Woetjans eyed the guard post. A heavily laden surface truck was ahead of the APC. The guards had lifted the bed’s canvas cover and were checking individual crates of bottled liquor.
“These guys are regular army, not commandoes,” the petty officer whispered in Adele’s ear. “We commandoes think we’re hot shit compared to them, you see?”
She growled a chuckle. “None of ’em are worth a fuck compared to the RCN, of course,” she added. “But it’s going to be a lot trickier than it would be if the wogs was still in charge.”
The truck moved on. Barnes pulled forward. The sailors tried to look relaxed, with more success than Adele would have expected.
Adele had no particular feeling. She’d found if she viewed her present activities as information searches—which in a manner of speaking they were, data in the form of five Cinnabar naval officers—she could maintain the detached skill which was the best hope for success. If she thought of herself as responsible for the lives of these sailors and the officers they came to rescue, she wouldn’t know how to behave.
The gardens were brightly illuminated from ten-meter pylons among the trampled plantings. The prisoner pen had been dismantled, but the wire lay in untidy bales along the north wall.
“What’re you guys doing here?” asked the head of the guard detail to Barnes in the cab.
Adele leaned forward from the troop compartment and said, “The password is Nike. Countersign?”
The Alliance guards carried stocked impellers. An air cushion vehicle squatted behind a stone planter, covering the entrance with
an automatic impeller in a small turret. The soldier watching from the turret hatch looked bored, but his weapon tracked the APC as it slid forward.
The detail commander walked back to face Adele directly.

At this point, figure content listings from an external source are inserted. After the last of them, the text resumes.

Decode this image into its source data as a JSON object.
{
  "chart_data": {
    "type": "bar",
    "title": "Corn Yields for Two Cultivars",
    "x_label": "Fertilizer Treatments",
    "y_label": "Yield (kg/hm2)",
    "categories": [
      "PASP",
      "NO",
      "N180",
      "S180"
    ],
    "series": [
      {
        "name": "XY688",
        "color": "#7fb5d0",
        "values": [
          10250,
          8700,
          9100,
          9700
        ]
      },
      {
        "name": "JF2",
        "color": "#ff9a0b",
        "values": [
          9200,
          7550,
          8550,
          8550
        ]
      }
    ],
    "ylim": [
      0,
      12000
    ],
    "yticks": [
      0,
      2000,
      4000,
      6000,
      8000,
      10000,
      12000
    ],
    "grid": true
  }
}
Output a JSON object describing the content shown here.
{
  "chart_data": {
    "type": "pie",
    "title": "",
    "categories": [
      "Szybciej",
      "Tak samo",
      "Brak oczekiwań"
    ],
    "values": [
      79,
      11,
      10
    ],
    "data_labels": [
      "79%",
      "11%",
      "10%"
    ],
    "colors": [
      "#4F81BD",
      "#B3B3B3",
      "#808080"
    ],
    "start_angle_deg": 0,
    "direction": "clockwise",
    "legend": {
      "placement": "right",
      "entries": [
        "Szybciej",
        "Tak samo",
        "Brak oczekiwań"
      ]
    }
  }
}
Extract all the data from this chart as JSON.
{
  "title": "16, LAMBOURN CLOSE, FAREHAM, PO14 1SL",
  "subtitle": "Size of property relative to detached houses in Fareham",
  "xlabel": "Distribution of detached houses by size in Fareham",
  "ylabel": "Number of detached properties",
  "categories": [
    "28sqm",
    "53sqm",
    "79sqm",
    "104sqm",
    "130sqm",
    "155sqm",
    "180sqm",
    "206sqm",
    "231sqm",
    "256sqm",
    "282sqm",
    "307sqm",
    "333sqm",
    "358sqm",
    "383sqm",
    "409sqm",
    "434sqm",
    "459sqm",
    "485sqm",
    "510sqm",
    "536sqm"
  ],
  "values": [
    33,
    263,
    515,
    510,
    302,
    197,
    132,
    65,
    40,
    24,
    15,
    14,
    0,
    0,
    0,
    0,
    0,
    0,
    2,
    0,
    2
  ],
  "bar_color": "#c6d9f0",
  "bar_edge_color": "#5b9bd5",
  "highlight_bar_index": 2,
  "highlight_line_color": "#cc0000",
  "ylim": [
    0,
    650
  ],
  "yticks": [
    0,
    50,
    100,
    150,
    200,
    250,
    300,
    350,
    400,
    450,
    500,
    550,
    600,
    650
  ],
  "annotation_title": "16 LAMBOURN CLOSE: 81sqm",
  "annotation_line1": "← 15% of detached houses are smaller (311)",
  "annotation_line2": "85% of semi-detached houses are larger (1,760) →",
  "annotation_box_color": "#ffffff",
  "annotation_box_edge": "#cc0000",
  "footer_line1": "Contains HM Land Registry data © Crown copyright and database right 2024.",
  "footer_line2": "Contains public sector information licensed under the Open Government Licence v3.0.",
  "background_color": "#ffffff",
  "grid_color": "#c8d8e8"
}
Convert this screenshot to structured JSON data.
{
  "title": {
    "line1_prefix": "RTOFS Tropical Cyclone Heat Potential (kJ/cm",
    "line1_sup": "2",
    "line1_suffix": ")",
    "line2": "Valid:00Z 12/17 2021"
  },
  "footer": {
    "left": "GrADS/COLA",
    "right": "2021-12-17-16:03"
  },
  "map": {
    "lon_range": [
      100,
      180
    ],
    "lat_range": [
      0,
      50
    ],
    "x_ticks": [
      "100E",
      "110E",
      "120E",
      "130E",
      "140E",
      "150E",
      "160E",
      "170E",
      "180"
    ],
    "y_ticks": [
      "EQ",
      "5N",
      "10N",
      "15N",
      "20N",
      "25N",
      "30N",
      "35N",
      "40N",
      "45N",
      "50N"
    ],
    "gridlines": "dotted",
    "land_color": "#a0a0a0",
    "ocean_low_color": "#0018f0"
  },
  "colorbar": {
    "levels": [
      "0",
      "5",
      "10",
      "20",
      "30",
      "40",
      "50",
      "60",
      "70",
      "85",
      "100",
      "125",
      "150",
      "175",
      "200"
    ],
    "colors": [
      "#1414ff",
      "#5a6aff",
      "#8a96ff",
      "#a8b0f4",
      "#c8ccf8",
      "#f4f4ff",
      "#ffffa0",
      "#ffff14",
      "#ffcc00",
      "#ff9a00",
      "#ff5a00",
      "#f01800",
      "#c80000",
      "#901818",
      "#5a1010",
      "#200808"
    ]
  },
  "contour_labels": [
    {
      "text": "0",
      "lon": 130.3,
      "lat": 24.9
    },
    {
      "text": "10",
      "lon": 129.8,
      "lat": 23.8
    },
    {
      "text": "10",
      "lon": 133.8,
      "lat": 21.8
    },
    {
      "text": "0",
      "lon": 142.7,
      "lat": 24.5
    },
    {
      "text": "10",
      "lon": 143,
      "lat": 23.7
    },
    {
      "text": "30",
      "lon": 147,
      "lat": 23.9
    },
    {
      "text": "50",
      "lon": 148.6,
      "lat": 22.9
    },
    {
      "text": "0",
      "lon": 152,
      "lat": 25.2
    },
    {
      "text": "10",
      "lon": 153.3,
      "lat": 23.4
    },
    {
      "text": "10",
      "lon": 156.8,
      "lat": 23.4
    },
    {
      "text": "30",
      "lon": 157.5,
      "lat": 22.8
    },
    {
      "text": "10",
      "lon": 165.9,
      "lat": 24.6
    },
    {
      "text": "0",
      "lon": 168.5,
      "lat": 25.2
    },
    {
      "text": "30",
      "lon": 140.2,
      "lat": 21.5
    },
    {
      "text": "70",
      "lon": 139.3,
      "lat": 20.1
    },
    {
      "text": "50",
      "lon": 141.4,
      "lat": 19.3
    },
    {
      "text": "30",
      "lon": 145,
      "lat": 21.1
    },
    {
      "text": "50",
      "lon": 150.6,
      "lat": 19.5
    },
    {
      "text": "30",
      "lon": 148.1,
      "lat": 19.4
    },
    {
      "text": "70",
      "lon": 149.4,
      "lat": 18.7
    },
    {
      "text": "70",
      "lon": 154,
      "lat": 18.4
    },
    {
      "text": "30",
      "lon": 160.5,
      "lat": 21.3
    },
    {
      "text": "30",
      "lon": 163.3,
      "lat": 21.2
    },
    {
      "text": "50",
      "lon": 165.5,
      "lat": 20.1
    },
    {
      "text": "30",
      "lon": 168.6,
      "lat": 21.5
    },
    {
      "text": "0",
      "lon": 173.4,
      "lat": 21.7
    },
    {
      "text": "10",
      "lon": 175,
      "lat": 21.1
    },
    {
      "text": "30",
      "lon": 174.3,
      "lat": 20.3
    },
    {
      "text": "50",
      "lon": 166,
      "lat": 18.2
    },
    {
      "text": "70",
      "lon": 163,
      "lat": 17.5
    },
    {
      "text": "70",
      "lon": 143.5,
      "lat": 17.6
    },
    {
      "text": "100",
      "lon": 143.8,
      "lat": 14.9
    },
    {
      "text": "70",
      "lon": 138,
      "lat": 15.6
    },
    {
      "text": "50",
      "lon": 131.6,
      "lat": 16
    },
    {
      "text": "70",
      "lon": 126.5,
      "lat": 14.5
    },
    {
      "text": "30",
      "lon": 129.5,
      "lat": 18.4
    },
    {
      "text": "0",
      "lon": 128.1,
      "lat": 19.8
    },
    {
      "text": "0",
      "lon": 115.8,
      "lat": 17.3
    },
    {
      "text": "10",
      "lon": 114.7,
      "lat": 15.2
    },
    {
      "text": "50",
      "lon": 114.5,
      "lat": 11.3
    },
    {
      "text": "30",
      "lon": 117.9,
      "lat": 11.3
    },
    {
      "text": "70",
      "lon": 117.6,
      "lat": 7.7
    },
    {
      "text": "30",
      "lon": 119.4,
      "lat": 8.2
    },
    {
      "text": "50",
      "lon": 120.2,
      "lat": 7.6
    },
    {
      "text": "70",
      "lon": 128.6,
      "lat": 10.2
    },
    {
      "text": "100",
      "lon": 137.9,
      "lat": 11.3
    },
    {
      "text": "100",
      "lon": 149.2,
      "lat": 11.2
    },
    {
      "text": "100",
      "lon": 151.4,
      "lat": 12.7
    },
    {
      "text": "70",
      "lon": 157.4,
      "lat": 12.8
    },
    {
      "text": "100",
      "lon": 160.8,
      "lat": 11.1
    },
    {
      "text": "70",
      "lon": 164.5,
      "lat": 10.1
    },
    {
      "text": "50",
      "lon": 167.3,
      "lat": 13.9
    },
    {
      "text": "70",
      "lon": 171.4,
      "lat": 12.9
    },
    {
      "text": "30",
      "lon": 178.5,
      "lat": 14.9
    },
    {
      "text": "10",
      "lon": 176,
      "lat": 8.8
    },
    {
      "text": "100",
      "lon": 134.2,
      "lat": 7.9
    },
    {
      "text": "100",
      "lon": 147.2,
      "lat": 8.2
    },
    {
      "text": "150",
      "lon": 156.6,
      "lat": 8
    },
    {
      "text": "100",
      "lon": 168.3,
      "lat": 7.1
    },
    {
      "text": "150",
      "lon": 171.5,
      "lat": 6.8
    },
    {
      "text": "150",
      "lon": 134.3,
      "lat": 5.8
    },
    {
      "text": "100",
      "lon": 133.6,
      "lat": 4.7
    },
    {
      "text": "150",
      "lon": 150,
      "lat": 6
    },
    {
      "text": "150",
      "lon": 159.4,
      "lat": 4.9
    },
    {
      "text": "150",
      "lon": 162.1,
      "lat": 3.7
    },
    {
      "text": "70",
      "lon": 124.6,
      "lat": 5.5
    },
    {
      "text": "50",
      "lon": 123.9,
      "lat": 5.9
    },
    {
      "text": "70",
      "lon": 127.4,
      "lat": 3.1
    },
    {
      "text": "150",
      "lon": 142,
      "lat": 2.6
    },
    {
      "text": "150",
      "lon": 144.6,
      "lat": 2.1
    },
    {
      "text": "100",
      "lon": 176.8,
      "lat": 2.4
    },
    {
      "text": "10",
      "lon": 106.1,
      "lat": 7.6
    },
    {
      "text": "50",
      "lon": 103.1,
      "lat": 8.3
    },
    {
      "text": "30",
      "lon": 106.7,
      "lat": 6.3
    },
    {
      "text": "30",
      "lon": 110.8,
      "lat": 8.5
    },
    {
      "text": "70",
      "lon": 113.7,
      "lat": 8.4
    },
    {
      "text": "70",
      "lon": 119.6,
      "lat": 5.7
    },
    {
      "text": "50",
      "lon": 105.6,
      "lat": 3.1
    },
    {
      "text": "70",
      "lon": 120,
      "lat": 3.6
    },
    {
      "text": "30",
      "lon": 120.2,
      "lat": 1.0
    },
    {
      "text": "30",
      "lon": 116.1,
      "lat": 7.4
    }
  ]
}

The compartment’s deck gave her a height advantage.
“I said what’re you guys doing here?” the guard said in a rising voice. “This is our operation now.”
Woetjans spit onto the ground. She missed the guard’s foot by several inches.
“All you have to say to me, soldier …” Adele said. She looked at the guard as though she wanted to wipe him off the sole of her boot. “Is the countersign. And if you don’t give it, you’ll see just who’s in charge.”
The guard scowled. The other troops in the detail stood by the gatekeeper’s kiosk. Two of them hitched up their equipment belts and walked closer to the APC. So far as Adele could see, there were no Kostromans present.
“Vinceremos!” the detail commander snapped. He stepped away from the vehicle. “Have you noticed,” he called loudly in the direction of his personnel, “how commando pukes wear helmets smarter’n they are?”
“Drive on,” Adele ordered.
Woetjans pumped her middle finger in the direction of the Alliance soldiers as the APC waddled forward. The vehicle was sluggish because Barnes was keeping the speed down. The gardens were full of parked vehicles, and the detachment couldn’t afford a collision.
Though Barnes crawled up the drive, Adele had the uneasy feeling that she had stepped onto a patch of glare ice. The APC’s bow swung very slowly toward the left. They continued forward but the vehicle’s axis no longer aligned with its direction of movement.
“He’s pretty good,” Hogg muttered critically. “He’s driven boats as big as this bitch before, so he knows where the back and sides are. But he’s not allowing for how much the armor weighs. He needs to correct quicker and not use so much fucking yoke when he does.”